Es cierto que todos necesitamos trabajar, pero también es cierto que necesitamos vivir. Vivir plenamente, disfrutar de las pequeñas cosas que hacen que cada día valga la pena. No podemos permitir que nuestra existencia se reduzca a ser una máquina de producir, una pieza más en el engranaje de una sociedad que nos exige sin dar nada a cambio. Vivir para trabajar o trabajar para vivir debería ser una elección, no una obligación.

Ojalá que, algún día, podamos crear un equilibrio donde trabajar no sea sinónimo de sacrificio constante, donde tengamos el tiempo y la oportunidad de disfrutar de las personas que amamos, de los momentos que realmente importan. Puede que ese futuro no esté cerca, pero no debemos perder la esperanza. Porque, al final, la vida es mucho más que el trabajo que hacemos: es la conexión con los demás, la posibilidad de soñar y, sobre todo, el derecho a vivir de verdad.

Nada cambiará mientras el poder siga en manos de quienes nunca han vivido el sacrificio de la gente común.
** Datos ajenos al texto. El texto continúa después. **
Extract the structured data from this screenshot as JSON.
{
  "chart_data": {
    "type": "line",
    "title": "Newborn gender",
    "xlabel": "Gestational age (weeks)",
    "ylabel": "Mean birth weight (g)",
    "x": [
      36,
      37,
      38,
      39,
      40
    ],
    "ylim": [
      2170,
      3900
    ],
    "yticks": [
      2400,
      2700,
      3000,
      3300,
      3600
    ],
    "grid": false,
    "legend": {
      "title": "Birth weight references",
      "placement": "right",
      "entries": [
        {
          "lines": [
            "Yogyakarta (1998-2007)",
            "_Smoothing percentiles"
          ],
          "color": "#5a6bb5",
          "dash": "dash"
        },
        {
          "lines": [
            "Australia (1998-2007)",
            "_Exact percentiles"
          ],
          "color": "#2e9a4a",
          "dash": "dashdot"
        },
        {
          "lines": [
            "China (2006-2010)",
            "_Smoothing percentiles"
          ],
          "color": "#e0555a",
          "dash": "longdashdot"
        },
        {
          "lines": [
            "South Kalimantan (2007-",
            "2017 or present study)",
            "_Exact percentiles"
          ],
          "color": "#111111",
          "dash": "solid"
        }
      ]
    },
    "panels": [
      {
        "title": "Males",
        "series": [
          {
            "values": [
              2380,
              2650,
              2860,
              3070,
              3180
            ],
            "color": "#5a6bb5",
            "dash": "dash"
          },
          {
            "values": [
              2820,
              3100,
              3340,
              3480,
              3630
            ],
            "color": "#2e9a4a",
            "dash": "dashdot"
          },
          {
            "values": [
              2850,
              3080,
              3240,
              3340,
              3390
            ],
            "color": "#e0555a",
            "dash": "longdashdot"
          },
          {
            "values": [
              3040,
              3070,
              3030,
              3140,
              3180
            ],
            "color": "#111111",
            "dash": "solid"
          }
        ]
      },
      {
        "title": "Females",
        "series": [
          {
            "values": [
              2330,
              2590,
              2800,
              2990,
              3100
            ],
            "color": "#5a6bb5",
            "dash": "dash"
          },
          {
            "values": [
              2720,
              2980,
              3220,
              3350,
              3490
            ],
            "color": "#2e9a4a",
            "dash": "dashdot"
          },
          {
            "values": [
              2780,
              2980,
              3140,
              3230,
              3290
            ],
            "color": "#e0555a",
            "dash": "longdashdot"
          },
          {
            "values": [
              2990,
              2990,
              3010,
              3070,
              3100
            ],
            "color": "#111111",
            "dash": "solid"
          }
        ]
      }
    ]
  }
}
El sistema actual está diseñado para que los de arriba sigan ganando, mientras los de abajo sólo sobreviven.

La verdadera transformación llegará sólo cuando cambiemos la forma de gobernar, cuando las decisiones de quienes nos representan respondan a las necesidades de todos, no sólo de unos pocos. Mientras eso no suceda, seguiremos atrapados en un ciclo donde trabajar no es vivir, sino un castigo.